Para siswa SMP dan SMU akan mengambil manfaat dari sistem belajar ini. Nah, Berdasarkan pengalaman saya, ada beberapa manfaat yang bisa diperoleh, baik oleh guru maupun siswa:
- Siswa belajar dengan melakukan (learn by doing)
Saya rasa belajar yang paling efektif adalah belajar dengan melakukan. Dengan pelajaran berbasis project, siswa belajar dengan menerapkan konsep-konsep pelajaran dengan melakukan, dengan membuat sesuatu yang akan membuat mereka lebih mengerti pada konsep pelajaran tersebut.

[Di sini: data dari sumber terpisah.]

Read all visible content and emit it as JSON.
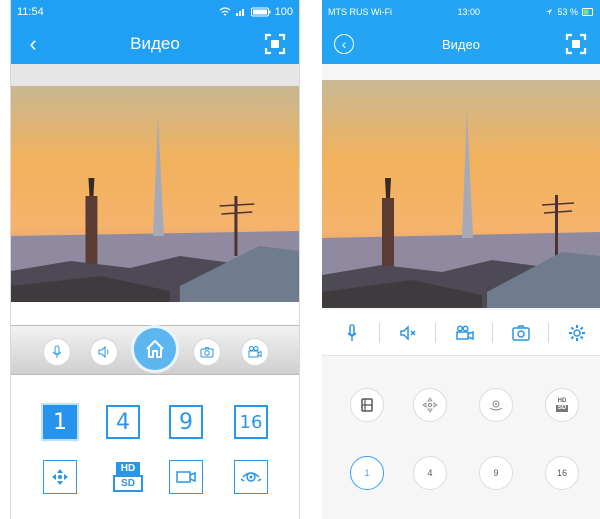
{
  "left_phone": {
    "status": {
      "time": "11:54",
      "battery": "100"
    },
    "header": {
      "title": "Видео",
      "back_icon": "chevron-left-icon",
      "fullscreen_icon": "fullscreen-icon"
    },
    "controls": [
      "microphone-icon",
      "speaker-icon",
      "home-icon",
      "camera-icon",
      "video-record-icon"
    ],
    "grid": {
      "layouts": [
        "1",
        "4",
        "9",
        "16"
      ],
      "active_layout": "1",
      "quality_hd": "HD",
      "quality_sd": "SD",
      "row2_icons": [
        "ptz-arrows-icon",
        "hd-sd-icon",
        "camcorder-icon",
        "panorama-icon"
      ]
    },
    "colors": {
      "accent": "#1fa0f5",
      "grid": "#2b95e6"
    }
  },
  "right_phone": {
    "status": {
      "carrier": "MTS RUS Wi-Fi",
      "time": "13:00",
      "battery": "53 %"
    },
    "header": {
      "title": "Видео",
      "back_icon": "circle-back-icon",
      "fullscreen_icon": "fullscreen-icon"
    },
    "toolbar": [
      "microphone-icon",
      "mute-icon",
      "video-record-icon",
      "camera-icon",
      "gear-icon"
    ],
    "circle_row1": {
      "icons": [
        "film-icon",
        "ptz-arrows-icon",
        "panorama-icon",
        "hd-sd-icon"
      ],
      "hd": "HD",
      "sd": "SD"
    },
    "circle_row2": {
      "layouts": [
        "1",
        "4",
        "9",
        "16"
      ],
      "active_layout": "1"
    },
    "colors": {
      "accent": "#23a5f3"
    }
  }
}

- Siswa akan mengingat lebih lama pada pelajaran berbasis project
Pelajaran yang berbasis project akan lebih diingat oleh siswa. Mengapa? Karena ada “bukti” dari hasil belajar mereka, bukti yang bukan hanya sekedar nilai, tapi suatu benda konkrit yang mereka buat dengn tangan dan keringat mereka sendiri. Mereka juga akan memiliki “cerita” tersendiri tentang pelajaran itu, karena alat yang mereka buat ada di rumah mereka, dipamerkan di lab atau di sekolah mereka.
- Siswa belajar bekerja secara tim
Untuk pelajaran berbasis project, idealnya jumlah siswa dalam satu kelompok tidak lebih dari tiga orang (jika terlalu banyak akan kurang efektif). Para siswa dalam satu kelompok akan belajar bekerja sama, tanggung jawab, mengatur jadwal bersama serta memahami karakter teman satu kelompok.
- Kapasitas guru yang membimbing dan mengarahkan
Pelajaran berbasis project bukanlah membuat sang guru menjadi bermalas-malasan. Memang pelajaran di kelas dengan guru menjelaskan akan berkurang, tapi bukan berarti guru bisa berdiam diri saja. Kapasitas guru berubah dari yang semula aktif menjelaskan menjadi kapasitas membimbing dan menjelaskan. Dengan sistem ini, rasanya pelajaran akan lebih efektif serta energi guru pun akan terjaga.
Minggu lalu, saya berbincang dengan guru fisika ketika SMU. Beliau menerapkan sistem belajar berbasis project ini pada para siswa, katanya ketimbang mengadakan remedial demi remedial, lebih baik menugaskan siswa dengan sistem pelajaran berbasis project. Saat itu beliau dengan bangga memperlihatkan alat-alat hasil karya anak didiknya pada saya. Saya sangat senang dan menyemangati guru saya tersebut untuk mempertahankan sistem belajar ini dan meningkatkan kualitas sistem pelajaran tersebut.
Diperlukan biaya lebih daripada sistem belajar konvensional (but worth it)
Memang untuk menerapkan sistem ini, guru, sekolah dan siswa harus mengeluarkan biaya untuk mengerjakan project. Tapi saya rasa, ketimbang mengarahkan sumber daya “uang” untuk membeli buku tambahan, buku kerja (LKS), akan lebih baik digunakan untuk membuat suatu project.
Dengan manfaat seperti yang saya uraikan di atas, rasanya worth it untuk mengeluarkan biaya, bukan?